The panel was in agreement. When it comes to data, if you’re satisfied that the tool you’re using will deliver something that’s accurate and useful, whether in your reporting or operations – and you’ve managed the risks that it can’t – go ahead and use it. And to make sure you are satisfied, test-drive different models with the oversight of your SMEs. Also, be prepared to say ‘Nothing is suitable for us right now’. Efficiency isn’t everything! Corey added that the leadership must set the tone: AI tools simply help management tell their story, and how they’re preparing for the risks facing them. There’s a huge cultural element in incorporating them in a way that adds rather than subtracts value.

AI is not I
In her explanation of BERT and GPT, Diana had concluded on a note that really chimed with me. The raw material of these tools is language, and that’s such a uniquely human power, imbued with connection, emotion, cognition, culture, artistry, redolence. So when you use something like ChatGPT, you have to keep reminding yourself that the friendly, human-like sentences appearing before your eyes are literally mindless. As Diana put it, ‘It’s not intelligent, it’s just code.’
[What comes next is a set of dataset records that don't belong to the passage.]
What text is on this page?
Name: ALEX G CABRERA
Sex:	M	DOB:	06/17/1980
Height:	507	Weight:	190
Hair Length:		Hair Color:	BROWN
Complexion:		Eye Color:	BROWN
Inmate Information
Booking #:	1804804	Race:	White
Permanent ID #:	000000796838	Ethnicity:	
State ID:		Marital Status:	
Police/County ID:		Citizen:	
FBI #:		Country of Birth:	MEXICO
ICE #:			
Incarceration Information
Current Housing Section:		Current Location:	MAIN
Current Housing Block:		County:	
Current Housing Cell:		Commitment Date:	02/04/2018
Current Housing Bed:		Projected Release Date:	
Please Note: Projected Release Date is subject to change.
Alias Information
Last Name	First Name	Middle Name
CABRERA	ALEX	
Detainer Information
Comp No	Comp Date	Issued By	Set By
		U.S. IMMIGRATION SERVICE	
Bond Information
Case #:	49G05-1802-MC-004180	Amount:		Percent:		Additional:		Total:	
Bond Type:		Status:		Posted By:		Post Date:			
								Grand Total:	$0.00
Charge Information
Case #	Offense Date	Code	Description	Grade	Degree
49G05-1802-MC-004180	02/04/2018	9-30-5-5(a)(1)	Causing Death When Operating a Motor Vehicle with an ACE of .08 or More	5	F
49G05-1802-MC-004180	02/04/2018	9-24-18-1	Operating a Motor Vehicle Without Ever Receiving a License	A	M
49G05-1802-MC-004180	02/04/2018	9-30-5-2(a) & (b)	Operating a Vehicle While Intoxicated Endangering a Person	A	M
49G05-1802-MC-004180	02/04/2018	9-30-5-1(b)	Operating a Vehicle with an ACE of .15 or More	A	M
And as a fiction writer who can feel gratitude to the software for combing the internet to give me an idea of, say, train services to the Soviet Union in the 1920s – who even has a fleeting concern that I’ve worked it too hard – I crash up against this disquieting new world time and again.

Maybe that’s where the real test of imagination comes in. We and future generations will have to adjust our minds, emotions and reactions in new ways, according to whether something is human/not human.

I’m not sure we’re ready. Can we have another few millennia please?